Кроме того, использование двусмысленного кодирования в фильме может быть в некотором роде аналогично использованию в литературе натянутого, расплывчатого или крайне метафоричного языка во внутренних монологах, где такая формулировка неоднозначна в плане психологической или сверхъестественной интерпретации. Например, в "Призраке Хилл-Хауса", когда Элеонора самоубийственно поворачивает машину, мы читаем:
Я действительно делаю это, думала она, поворачивая руль, чтобы направить машину прямо на огромное дерево у поворота подъездной дорожки, я действительно делаю это, я делаю это сама, сейчас, наконец-то; это я, я действительно очень очень очень очень делаю это сама.
За секунду до того, как машина врезалась в дерево, она отчетливо подумала: "Зачем я это делаю? Почему я это делаю?
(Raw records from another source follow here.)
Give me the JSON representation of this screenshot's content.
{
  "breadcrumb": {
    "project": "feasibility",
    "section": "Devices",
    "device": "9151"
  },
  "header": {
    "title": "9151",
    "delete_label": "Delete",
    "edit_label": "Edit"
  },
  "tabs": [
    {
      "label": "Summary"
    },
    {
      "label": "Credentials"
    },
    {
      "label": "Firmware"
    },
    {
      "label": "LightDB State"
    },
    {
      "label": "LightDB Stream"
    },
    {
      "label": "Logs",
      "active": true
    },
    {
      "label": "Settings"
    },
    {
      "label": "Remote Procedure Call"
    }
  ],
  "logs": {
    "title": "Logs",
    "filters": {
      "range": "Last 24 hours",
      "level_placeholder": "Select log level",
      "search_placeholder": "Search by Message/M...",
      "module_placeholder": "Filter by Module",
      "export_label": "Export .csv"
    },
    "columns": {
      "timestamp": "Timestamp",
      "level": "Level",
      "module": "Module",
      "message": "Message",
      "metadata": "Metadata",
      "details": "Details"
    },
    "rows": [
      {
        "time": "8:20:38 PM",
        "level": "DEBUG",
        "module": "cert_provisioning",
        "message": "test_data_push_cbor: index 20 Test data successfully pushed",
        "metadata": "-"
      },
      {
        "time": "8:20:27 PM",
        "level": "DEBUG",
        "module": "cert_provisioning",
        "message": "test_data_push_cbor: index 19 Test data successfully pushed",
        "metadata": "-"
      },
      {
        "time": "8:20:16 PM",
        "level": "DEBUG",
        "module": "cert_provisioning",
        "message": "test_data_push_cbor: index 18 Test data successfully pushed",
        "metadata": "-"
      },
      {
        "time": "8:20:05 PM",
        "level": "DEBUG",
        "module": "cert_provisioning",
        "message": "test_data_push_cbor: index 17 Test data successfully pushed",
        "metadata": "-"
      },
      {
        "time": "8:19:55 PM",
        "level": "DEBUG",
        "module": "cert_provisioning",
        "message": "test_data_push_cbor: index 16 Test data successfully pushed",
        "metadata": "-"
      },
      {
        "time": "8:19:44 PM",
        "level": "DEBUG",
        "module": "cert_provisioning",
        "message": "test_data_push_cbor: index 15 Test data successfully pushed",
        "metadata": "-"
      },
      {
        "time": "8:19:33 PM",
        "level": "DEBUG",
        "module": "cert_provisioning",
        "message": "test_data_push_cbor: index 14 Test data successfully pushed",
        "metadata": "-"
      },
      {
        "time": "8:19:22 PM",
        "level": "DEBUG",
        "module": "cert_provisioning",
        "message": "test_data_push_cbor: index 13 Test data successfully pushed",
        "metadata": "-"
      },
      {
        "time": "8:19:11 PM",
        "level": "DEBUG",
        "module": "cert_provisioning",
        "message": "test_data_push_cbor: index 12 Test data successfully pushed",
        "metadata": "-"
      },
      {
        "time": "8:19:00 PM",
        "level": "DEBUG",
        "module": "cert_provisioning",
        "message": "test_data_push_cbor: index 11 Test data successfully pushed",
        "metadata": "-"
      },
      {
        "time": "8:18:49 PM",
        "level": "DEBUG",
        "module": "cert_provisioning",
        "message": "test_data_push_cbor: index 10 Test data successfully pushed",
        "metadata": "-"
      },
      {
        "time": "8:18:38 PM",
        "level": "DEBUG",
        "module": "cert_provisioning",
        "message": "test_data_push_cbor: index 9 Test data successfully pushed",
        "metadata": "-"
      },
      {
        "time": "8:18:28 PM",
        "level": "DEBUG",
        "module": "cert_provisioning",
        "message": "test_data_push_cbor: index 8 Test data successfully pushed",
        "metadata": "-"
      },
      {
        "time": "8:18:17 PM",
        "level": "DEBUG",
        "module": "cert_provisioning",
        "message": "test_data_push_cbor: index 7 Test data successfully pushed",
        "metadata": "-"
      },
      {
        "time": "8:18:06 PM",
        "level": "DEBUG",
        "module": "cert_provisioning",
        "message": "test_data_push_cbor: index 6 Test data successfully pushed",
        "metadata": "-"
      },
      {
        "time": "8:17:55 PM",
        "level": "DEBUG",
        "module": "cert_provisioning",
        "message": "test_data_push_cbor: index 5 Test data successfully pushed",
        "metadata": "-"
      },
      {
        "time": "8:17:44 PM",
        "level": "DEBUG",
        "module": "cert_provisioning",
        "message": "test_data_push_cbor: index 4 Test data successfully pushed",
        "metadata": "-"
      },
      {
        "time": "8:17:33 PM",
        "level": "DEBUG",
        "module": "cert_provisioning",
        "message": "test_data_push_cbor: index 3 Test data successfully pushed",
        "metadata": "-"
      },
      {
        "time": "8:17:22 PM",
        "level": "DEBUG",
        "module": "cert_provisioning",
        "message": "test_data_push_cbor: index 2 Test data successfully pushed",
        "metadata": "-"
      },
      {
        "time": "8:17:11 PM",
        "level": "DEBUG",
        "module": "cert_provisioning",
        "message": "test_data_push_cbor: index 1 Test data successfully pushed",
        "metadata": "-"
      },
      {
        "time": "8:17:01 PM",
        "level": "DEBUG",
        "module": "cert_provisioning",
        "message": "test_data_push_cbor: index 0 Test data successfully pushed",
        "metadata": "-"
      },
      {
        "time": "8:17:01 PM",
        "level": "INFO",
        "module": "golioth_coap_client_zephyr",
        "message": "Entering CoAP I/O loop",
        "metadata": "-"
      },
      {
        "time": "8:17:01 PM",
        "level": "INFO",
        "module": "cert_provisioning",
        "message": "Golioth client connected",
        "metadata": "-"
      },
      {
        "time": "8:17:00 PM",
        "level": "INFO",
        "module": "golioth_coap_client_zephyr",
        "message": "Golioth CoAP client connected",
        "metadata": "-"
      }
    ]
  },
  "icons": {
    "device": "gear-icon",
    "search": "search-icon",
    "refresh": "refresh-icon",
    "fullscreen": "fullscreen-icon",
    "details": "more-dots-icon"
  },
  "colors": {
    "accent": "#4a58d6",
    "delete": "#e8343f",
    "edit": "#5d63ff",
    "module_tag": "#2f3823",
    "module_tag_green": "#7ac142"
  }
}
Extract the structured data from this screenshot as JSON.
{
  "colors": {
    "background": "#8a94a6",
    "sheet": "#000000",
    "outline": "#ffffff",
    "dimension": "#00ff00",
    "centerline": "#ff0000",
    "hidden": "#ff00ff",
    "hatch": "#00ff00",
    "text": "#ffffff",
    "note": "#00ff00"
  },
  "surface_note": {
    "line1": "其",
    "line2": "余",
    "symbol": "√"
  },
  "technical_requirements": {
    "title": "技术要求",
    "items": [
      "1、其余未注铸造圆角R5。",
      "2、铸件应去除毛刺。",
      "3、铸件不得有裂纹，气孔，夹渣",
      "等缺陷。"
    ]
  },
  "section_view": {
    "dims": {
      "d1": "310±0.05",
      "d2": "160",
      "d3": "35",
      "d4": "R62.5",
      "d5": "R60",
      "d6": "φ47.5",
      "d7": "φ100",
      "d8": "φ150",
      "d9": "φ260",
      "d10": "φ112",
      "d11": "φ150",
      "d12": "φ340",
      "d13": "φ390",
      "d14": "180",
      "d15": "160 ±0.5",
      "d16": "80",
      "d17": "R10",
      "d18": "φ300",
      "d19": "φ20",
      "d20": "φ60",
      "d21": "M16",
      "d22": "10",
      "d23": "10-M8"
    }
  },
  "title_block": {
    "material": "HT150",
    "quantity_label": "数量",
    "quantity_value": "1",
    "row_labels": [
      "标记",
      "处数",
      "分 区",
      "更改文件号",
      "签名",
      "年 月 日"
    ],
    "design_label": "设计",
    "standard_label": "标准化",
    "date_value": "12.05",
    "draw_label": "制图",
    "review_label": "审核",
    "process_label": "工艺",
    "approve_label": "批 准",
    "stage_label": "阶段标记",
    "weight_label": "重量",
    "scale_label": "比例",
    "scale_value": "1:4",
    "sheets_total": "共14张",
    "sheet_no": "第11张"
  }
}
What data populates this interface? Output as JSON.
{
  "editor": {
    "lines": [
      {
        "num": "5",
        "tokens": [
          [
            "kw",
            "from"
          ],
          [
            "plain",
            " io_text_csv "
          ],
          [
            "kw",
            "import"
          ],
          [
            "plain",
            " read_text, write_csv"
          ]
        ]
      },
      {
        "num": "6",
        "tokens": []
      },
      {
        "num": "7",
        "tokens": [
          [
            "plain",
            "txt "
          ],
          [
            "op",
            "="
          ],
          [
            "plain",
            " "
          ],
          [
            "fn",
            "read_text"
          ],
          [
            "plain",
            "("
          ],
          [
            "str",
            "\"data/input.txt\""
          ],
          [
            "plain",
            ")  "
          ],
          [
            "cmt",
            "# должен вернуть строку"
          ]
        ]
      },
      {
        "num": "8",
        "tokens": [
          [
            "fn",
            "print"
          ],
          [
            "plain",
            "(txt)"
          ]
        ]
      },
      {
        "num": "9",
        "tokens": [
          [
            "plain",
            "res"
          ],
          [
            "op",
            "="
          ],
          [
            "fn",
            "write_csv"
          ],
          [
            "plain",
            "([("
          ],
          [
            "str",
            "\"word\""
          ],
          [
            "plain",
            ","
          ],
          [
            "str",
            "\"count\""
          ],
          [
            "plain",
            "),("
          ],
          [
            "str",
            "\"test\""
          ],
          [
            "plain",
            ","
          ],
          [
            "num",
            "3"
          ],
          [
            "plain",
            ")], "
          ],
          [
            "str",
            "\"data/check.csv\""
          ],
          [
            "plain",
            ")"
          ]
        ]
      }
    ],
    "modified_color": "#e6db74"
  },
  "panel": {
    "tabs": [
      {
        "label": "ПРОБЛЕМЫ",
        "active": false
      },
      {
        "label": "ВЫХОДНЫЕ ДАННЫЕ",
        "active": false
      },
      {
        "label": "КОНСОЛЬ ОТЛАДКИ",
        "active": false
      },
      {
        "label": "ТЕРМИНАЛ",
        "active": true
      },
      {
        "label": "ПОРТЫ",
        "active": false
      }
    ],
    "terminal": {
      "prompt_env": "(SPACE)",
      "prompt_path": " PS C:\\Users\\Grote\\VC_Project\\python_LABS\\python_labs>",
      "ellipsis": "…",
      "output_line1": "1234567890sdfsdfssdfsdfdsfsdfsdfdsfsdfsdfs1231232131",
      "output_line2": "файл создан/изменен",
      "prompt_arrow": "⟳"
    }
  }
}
Почему они не остановят меня?
Здесь, как мне кажется, навязчивое повторение может свидетельствовать как о психологическом расстройстве, так и о насильственном одержании; а ее финальные вопросы неоднозначны и могут быть поняты либо как указание на то, что она на самом деле этого не делает (это делает дом), либо как "что я делаю, я сошла с ума?".
И литература, и кино обладают сопоставимыми ресурсами для создания "фантастических колебаний". Как кино может проблематизировать свидетельства о предполагаемых сверхъестественных явлениях с точки зрения их достоверности для очевидцев, так и писатель может сделать то же самое с помощью синтаксически дизъюнктивных репортажей, неясных описаний, ссылок на плохую видимость или атмосферные помехи, сопутствующие появлению предполагаемого монстра, и так далее. И литература, и кино могут полагаться на импликацию, а не на манифестацию, чтобы вызвать у аудитории позитивно настроенные ожидания относительно сверхъестественной гипотезы, одновременно вызывая желание подтвердить ее информацией очевидцев следующего рода: в кино - прямым изображением монстра; в литературе - прямым описанием монстра; в литературе или кино - наблюдением монстра достоверным персонажем, переданным через соответствующую структуру точки зрения соответствующего средства. В чистой фантастике, конечно, такого подтверждения никогда не будет. В фантастическо-марвеловском режиме, наиболее подходящем для изучения ужаса, такие формы подтверждения будут обязательными.
Как я уже отмечал выше, чистая фантастика, как ее характеризует Тодоров, является отдельным жанром от ужаса в том виде, в котором он концептуализируется в этой книге. Однако у фантастического есть четкие связи с ужасом, которые могут быть информативны для многих сюжетов ужасов. Ведь многие сюжеты ужасов, в частности те, что в первой части этого раздела были названы открытием и подтверждением, предполагают "фантастическую нерешительность" со стороны читателей и/или персонажей. Действительно, многие сюжеты ужасов совершенно очевидно попадают в категорию фантастического-чудесного. Однако ужас не эквивалентен фантастически-чудесному, поскольку есть сюжеты такого рода - те, в которых чудесные существа не вызывают страха и отвращения, - которые не являются образцами ужаса, а есть сюжеты ужасов, которые могут не предоставлять читателю никаких интерлюдий "фантастического колебания".